Nevertheless his name was soon forgotten: many of his paintings, in commerce and in collections, have been attributed to G. Ciardi. But the great development assumed by the study of the landscape, in the Veneto, at the end of the century. XIX and the beginning of the XX, it is also due to the passion that the modest and tenacious Bresolin was able to infuse in the school. This is demonstrated by the series of three oils presented here, depicting those with the latest dating, dating back to 1842, two Venetian squeri, or the typical construction sites of the lagoon where rowing boats are built; while the last one, datable to the five-year period 1843-48, a foreshortening with a Tuscan landscape along the course of the Arno, probable testimony of the study stay conducted by the Venetian painter in Florence with C. Markò senior. The three works can constitute a significant anticipation of the new model of painting marked by resigned subjects and by a committed realistic research.
The selection of the proposal displayed by Ponti Art Gallery continues with a wonderful painting by Alessio Issupoff. Originally from Vyatka, in northern Russia, but trained at the School of Painting, Sculpture and Architecture in Moscow under the leadership of the fathers of Russian national painting Valentin Serov and Konstantin Korovin, Issupoff prefers a landscape painting, which will only open in the years of maturity. to portraits.
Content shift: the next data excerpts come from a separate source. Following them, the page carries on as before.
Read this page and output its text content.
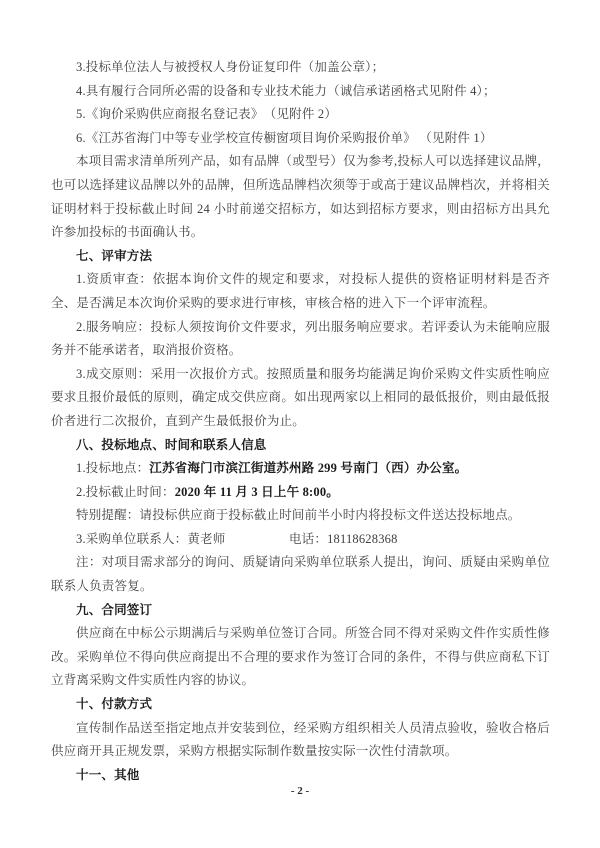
3.投标单位法人与被授权人身份证复印件（加盖公章）；

4.具有履行合同所必需的设备和专业技术能力（诚信承诺函格式见附件 4）；

5.《询价采购供应商报名登记表》　（见附件 2）

6.《江苏省海门中等专业学校宣传橱窗项目询价采购报价单》 （见附件 1）

本项目需求清单所列产品，如有品牌（或型号）仅为参考,投标人可以选择建议品牌，也可以选择建议品牌以外的品牌，但所选品牌档次须等于或高于建议品牌档次，并将相关证明材料于投标截止时间 24 小时前递交招标方，如达到招标方要求，则由招标方出具允许参加投标的书面确认书。

七、评审方法

1.资质审查：依据本询价文件的规定和要求，对投标人提供的资格证明材料是否齐全、是否满足本次询价采购的要求进行审核，审核合格的进入下一个评审流程。

2.服务响应：投标人须按询价文件要求，列出服务响应要求。若评委认为未能响应服务并不能承诺者，取消报价资格。

3.成交原则：采用一次报价方式。按照质量和服务均能满足询价采购文件实质性响应要求且报价最低的原则，确定成交供应商。如出现两家以上相同的最低报价，则由最低报价者进行二次报价，直到产生最低报价为止。

八、投标地点、时间和联系人信息

1.投标地点：江苏省海门市滨江街道苏州路 299 号南门（西）办公室。

2.投标截止时间：2020 年 11 月 3 日上午 8:00。

特别提醒：请投标供应商于投标截止时间前半小时内将投标文件送达投标地点。

3.采购单位联系人：黄老师　　　　　电话：18118628368

注：对项目需求部分的询问、质疑请向采购单位联系人提出，询问、质疑由采购单位联系人负责答复。

九、合同签订

供应商在中标公示期满后与采购单位签订合同。所签合同不得对采购文件作实质性修改。采购单位不得向供应商提出不合理的要求作为签订合同的条件，不得与供应商私下订立背离采购文件实质性内容的协议。

十、付款方式

宣传制作品送至指定地点并安装到位，经采购方组织相关人员清点验收，验收合格后供应商开具正规发票，采购方根据实际制作数量按实际一次性付清款项。

十一、其他
- 2 -
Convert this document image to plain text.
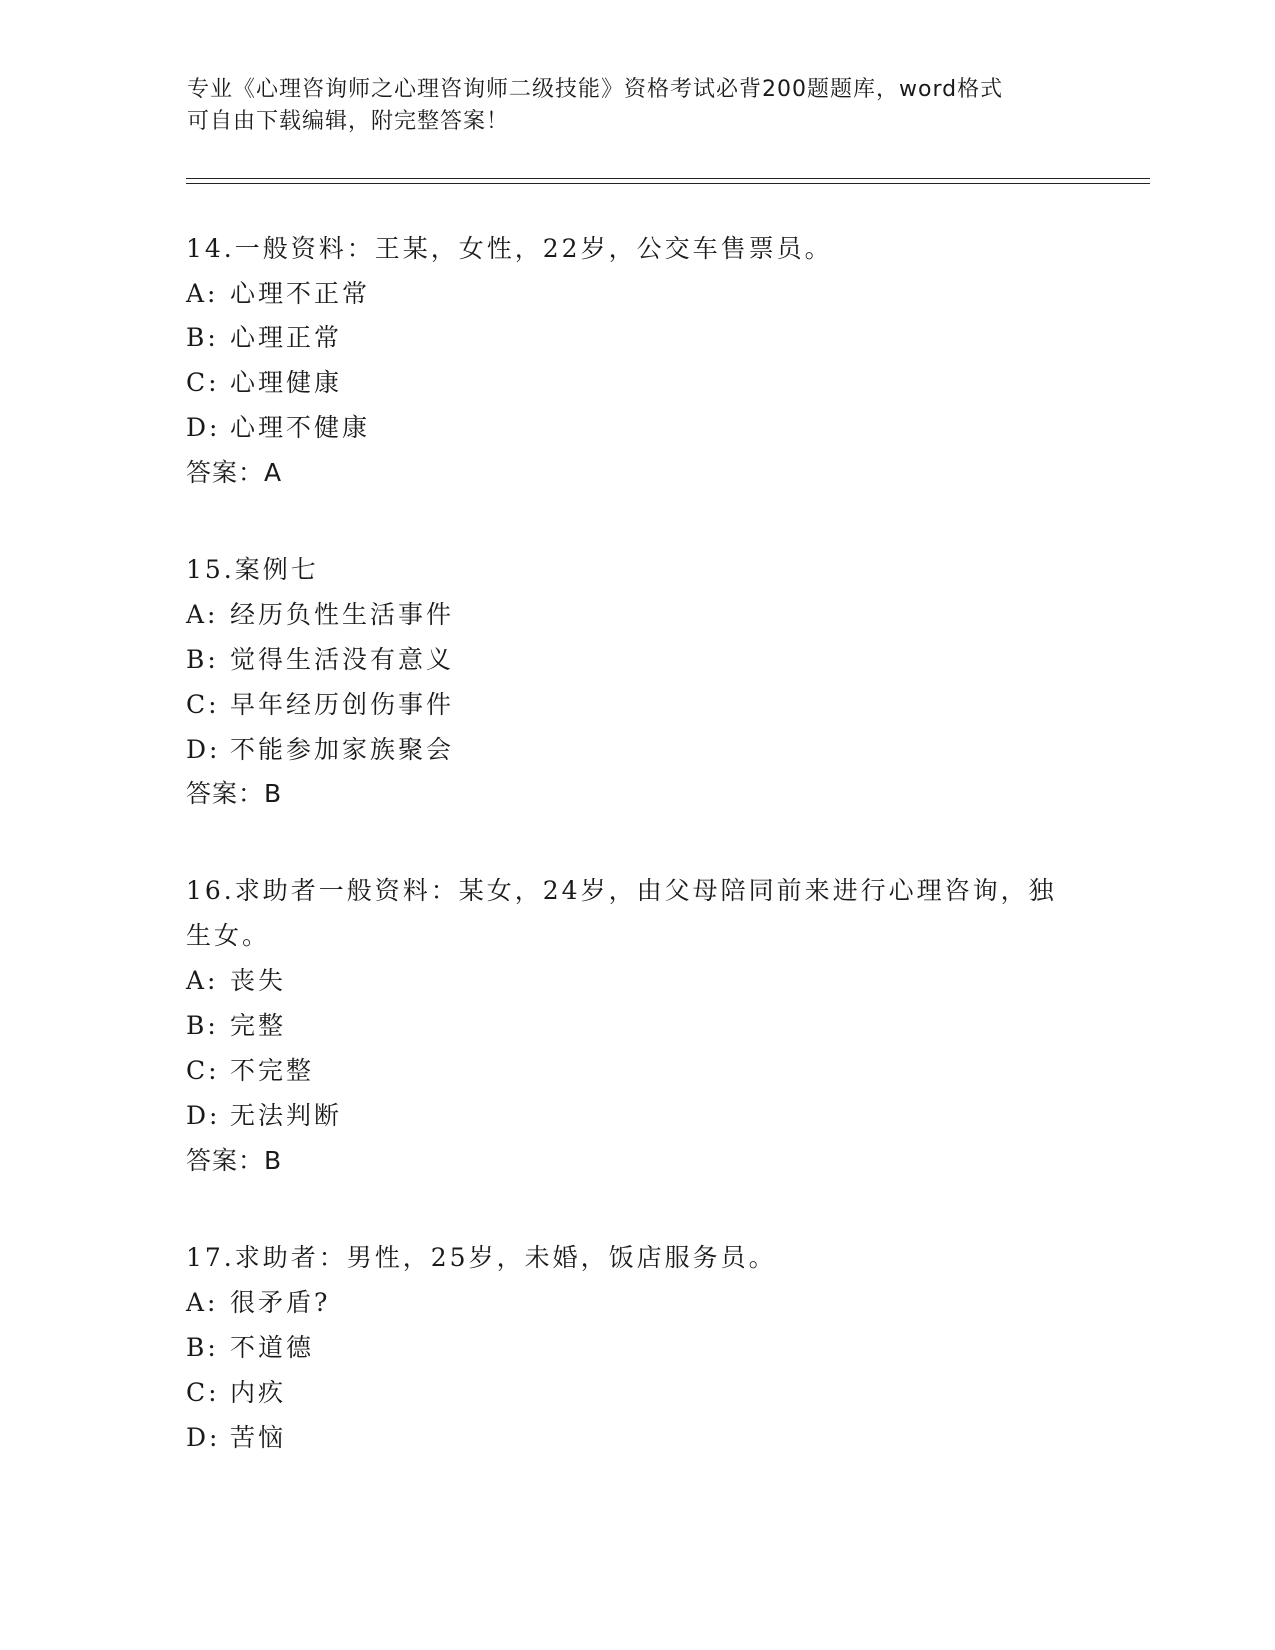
专业《心理咨询师之心理咨询师二级技能》资格考试必背200题题库，word格式
可自由下载编辑，附完整答案！
14.一般资料：王某，女性，22岁，公交车售票员。
A: 心理不正常
B: 心理正常
C: 心理健康
D: 心理不健康
答案：A
15.案例七
A: 经历负性生活事件
B: 觉得生活没有意义
C: 早年经历创伤事件
D: 不能参加家族聚会
答案：B
16.求助者一般资料：某女，24岁，由父母陪同前来进行心理咨询，独
生女。
A: 丧失
B: 完整
C: 不完整
D: 无法判断
答案：B
17.求助者：男性，25岁，未婚，饭店服务员。
A: 很矛盾?
B: 不道德
C: 内疚
D: 苦恼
The bright colors and the evanescence of light, stylistic figures of Issupoffs brushstrokes found even in this snow-covered landscape, suggest its closeness to the French-derived Russian naturalism-impressionism headed by names like Isaak Levitan, Valentin Serov and Filipp Maliavine. In particular, the work presented here, datable to the Twenties, constitutes tangible proof of the moving and unstable brushstroke, characterized by an unmistakable speed and chromatic ignition, typical of the ductus pictorial of the Russian painter, who moved definitively to Italy in the 1926. The snowy landscapes of its land are tempting for European collectors: the often flaked and certainly impressionist matrix, very fast in defining the violent patches of color, as it is clearly visible in the landscape presented here, still fascinates for the chromatic potential and lighting.
The further important artworks offered by Roman gallery are an oil on paper by Cesare Tacchi, dedicated to his passion for cars, a tempera on paper by Giulio Turcato who was an Italian painter, one of the main exponents of Italian informal abstraction. In 1973 the city of Spoleto dedicated a first anthological exhibition to him, curated by Giovanni Carandente, followed one year later by a larger one at the Palazzo delle Esposizioni in Rome. Precisely at the first anthological exhibition in Spoleto, set up in the XVI Festival of the two worlds, the work presented here, coming from the collection of the painter Mario Padovan, can be traced back: in particular, this grid is to be considered a project for the catalog cover Giulio Turcato. Works from 1954 to 1973 published by the Nuova Foglio Editore in 1973 and edited by Vana Caruso.